On Sunday mornings, Bean and Gracie go to their own nurseries while Chris and I go to “big church.” Up until Gracie was five or six months old, we brought her to church with us because I was nervous about leaving her with the nursery girls. She was just so tiny! But since then, she’s been in the nursery on Sundays. We’ve brought Bean to “big church” on special occasions before, like holidays or when we have family visiting with us at church or if the choir was doing a major performance. Anything that we thought would keep his attention. But, for the most part, the kids are in the nursery.
Today, though, our church served Communion and so right before they started that part of the service, I slipped out and went to get Bean from the nursery. Chris and I have talked before about how we thought he was old enough to start receiving Communion with us and today just seemed like the right time to start.
At our church, Communion is given once a month and everyone is invited to attend.

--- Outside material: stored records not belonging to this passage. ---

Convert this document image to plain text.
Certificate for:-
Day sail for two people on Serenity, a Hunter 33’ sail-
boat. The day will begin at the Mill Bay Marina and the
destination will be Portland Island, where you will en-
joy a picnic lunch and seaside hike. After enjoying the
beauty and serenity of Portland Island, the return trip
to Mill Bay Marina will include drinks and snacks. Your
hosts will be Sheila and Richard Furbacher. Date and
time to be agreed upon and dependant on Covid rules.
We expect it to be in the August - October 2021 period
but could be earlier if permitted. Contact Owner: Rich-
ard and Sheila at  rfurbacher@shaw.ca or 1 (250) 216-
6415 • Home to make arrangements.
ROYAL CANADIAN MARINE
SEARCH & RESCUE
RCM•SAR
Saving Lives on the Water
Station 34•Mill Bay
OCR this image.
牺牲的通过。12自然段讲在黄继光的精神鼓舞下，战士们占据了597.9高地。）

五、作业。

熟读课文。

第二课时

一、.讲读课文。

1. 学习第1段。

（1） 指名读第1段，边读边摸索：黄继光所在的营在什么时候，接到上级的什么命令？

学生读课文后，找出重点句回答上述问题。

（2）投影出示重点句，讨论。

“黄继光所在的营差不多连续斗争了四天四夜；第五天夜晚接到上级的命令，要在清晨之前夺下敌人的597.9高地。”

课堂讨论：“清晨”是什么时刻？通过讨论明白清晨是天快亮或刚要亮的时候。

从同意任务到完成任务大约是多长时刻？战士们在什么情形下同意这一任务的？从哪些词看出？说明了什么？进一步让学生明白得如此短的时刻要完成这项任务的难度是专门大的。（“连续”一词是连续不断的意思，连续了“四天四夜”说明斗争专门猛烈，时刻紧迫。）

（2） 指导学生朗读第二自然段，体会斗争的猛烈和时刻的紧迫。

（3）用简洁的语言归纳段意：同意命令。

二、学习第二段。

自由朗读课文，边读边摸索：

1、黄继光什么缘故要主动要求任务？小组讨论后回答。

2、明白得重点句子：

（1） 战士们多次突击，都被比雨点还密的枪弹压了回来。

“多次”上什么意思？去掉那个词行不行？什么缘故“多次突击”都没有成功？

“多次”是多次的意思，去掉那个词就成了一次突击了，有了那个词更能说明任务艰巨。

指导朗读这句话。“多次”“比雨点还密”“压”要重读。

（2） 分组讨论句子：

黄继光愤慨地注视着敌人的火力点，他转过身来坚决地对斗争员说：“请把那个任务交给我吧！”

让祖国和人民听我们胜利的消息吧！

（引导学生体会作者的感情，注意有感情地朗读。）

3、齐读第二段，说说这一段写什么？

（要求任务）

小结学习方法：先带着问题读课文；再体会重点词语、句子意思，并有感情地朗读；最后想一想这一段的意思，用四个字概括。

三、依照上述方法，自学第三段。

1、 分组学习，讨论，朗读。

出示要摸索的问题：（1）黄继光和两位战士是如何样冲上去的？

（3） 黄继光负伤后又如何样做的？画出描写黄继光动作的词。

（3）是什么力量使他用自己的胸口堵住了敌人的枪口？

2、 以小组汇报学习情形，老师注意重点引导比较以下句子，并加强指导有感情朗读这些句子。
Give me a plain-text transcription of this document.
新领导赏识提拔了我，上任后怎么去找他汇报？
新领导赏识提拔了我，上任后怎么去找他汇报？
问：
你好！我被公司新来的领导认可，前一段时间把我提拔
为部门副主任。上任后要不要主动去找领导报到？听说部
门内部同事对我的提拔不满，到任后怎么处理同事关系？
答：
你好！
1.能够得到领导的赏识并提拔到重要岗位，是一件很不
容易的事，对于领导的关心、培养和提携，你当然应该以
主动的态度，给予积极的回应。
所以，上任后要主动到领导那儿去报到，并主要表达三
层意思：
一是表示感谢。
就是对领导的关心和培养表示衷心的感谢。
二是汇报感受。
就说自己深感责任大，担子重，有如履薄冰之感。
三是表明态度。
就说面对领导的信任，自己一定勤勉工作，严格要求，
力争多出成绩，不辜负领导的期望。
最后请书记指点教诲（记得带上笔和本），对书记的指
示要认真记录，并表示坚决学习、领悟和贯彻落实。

Growing up, I remember my parents letting me have Communion from as early as I can remember. As a Christian, it is a very important symbolic act to me. It makes me feel connected to God through his son’s sacrifice and, while I want Bean to come into a relationship with God on his own terms and in his own heart, I want to give him the opportunity to feel at home and comfortable in the church by showing him the customs and traditions we practice. That was how it was in my family. Religion was never forced on me. It wasn’t a requirement. It was just an environment that my parents continually exposed me to so that I came to feel comfortable and at home in the church. Years later, in college, when I began to simultaneously grow in my faith and question my faith, I could go through those thoughts and struggles within the context of a place that I felt comfortable and safe in. As a parent, I think that’s the best we can do for our children. I want Bean to know that Christ and the church are where I find my strength, and I want him to see the importance of that in my life. But then I want him to make that commitment to faith for himself.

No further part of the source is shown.